B. Moderate Limitations in Concentration, Persistence, or Pace
During step three of the disability determination, the ALJ opined that Mangano
suffered from moderate limitations in concentration, persistence, or pace.
AR 11.
Mangano argues that the ALJ erred in determining RFC because the ALJ’s RFC
assessment, which limits Mangano to “simple, routine work with simple instructions,”
does not adequately reflect moderate limitations in concentration, persistence, or pace.
Mangano relies on Newton v. Charter, 92 F.3d 688 (8th Cir. 1996). In that case,
the ALJ found that the claimant had borderline intellectual functioning and specifically
noted he “‘often’ had deficiencies of concentration, or persistence or pace.” Id. at 691,
695. “[T]here [wa]s no dispute in the medical evidence that [the claimant] suffer[ed]
from [such] deficiencies.” Id. at 691. The hypothetical the ALJ posed to the vocational
12
expert did not adequately capture these deficiencies, however, by describing a person
with “a capacity for simple jobs” and “an inability to perform highly skilled or technical
work.” Id. at 694-95.
Newton is distinguishable. A moderate limitation in concentration, persistence, or
pace in step three (as opposed to deficiencies experienced “often”) may not result in
significant functional limitation that needs to be incorporated into the RFC. See Hosch
v. Colvin, No. C15-2014-CJW, 2016 WL 1261229, at *6 (N.D. Iowa Mar. 30, 2016)

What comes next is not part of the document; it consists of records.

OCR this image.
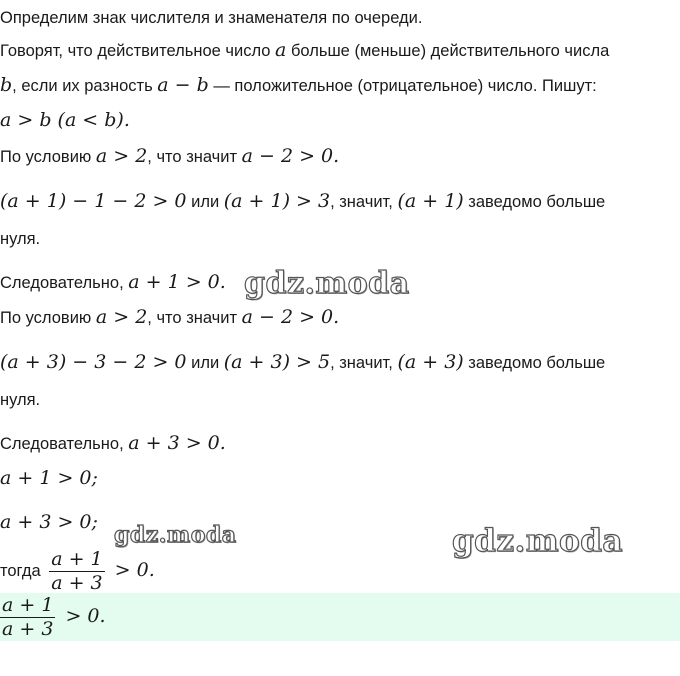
Определим знак числителя и знаменателя по очереди.
Говорят, что действительное число a больше (меньше) действительного числа
b, если их разность a − b — положительное (отрицательное) число. Пишут:
a > b (a < b).
По условию a > 2, что значит a − 2 > 0.
(a + 1) − 1 − 2 > 0 или (a + 1) > 3, значит, (a + 1) заведомо больше
нуля.
Следовательно, a + 1 > 0.
По условию a > 2, что значит a − 2 > 0.
(a + 3) − 3 − 2 > 0 или (a + 3) > 5, значит, (a + 3) заведомо больше
нуля.
Следовательно, a + 3 > 0.
a + 1 > 0;
a + 3 > 0;
тогда $\frac{a + 1}{a + 3} > 0$.
$\frac{a + 1}{a + 3} > 0$.
gdz.moda
gdz.moda	gdz.moda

(“[M]oderate limitations in the ‘paragraph B’ criteria [in step three] do not necessarily
require mental limitations in the RFC assessment.”); see also Davidson, 578 F.3d at 845
(noting that treating physicians did not find “any significant work-related limitations”
when they found only mild and moderate work-related limitations and no marked or
extreme limitations); but see Atkinson v. Colvin, No. 3:15-CV-05055-BCW, 2016 WL
1464625, at *2 (W.D. Mo. Apr. 14, 2016) (holding that when ALJ finds claimant has
moderate limitations in pace at step three, the ALJ must “account for [claimant’s]
limitations in pace” in his RFC assessment or, at a minimum, “explain why [claimant’s]
moderate limitations in pace did not translate into a limitation in [claimant’s] RFC”).
Moreover, even if Newton mandated the ALJ to include limitations in her RFC
assessment related to her step-three finding of moderate limitations in concentration,
persistence, or pace, limiting Mangano to “simple, routine work with simple
instructions” is sufficient. The Eighth Circuit has recognized that the RFC assessment
“need not contain much more than [that] at issue in Newton” to sufficiently capture a
claimant’s limitations in concentration, persistence, or pace. Scott v. Berryhill, 855 F.3d
853, 857 (8th Cir. 2017). For example, the Eighth Circuit has held sufficient under
Newton an RFC assessment that limited the claimant to “simple, repetitive, routine
tasks.” Howard v. Massanari, 255 F.3d 577, 582 (8th Cir. 2001). Here, the ALJ’s RFC
assessment adequately accounted for the ALJ’s step-three finding of moderate limitations
in concentration, persistence, or pace. See Henderson v. Berryhill, No. 4:15 CV 1624
JMB, 2017 WL 747611, at *8, *10 (E.D. Mo. Feb. 27, 2017) (rejecting claimant’s
13
argument that “limiting [p]laintiff to simple, routine work . . . does not sufficiently
account for [claimant’s] moderate limitations in concentration, persistence, or pace”).
The ALJ did not err in determining Mangano’s RFC.
III.
CONCLUSION
I find the ALJ properly weighed the medical opinions and made a proper RFC
determination based on limitations that are supported by the record, and therefore the
ALJ’s decision is supported by substantial evidence. The ALJ’s decision is affirmed.
Judgment shall enter in favor of the Commissioner and against Magano.
IT IS SO ORDERED this 28th day of September, 2017.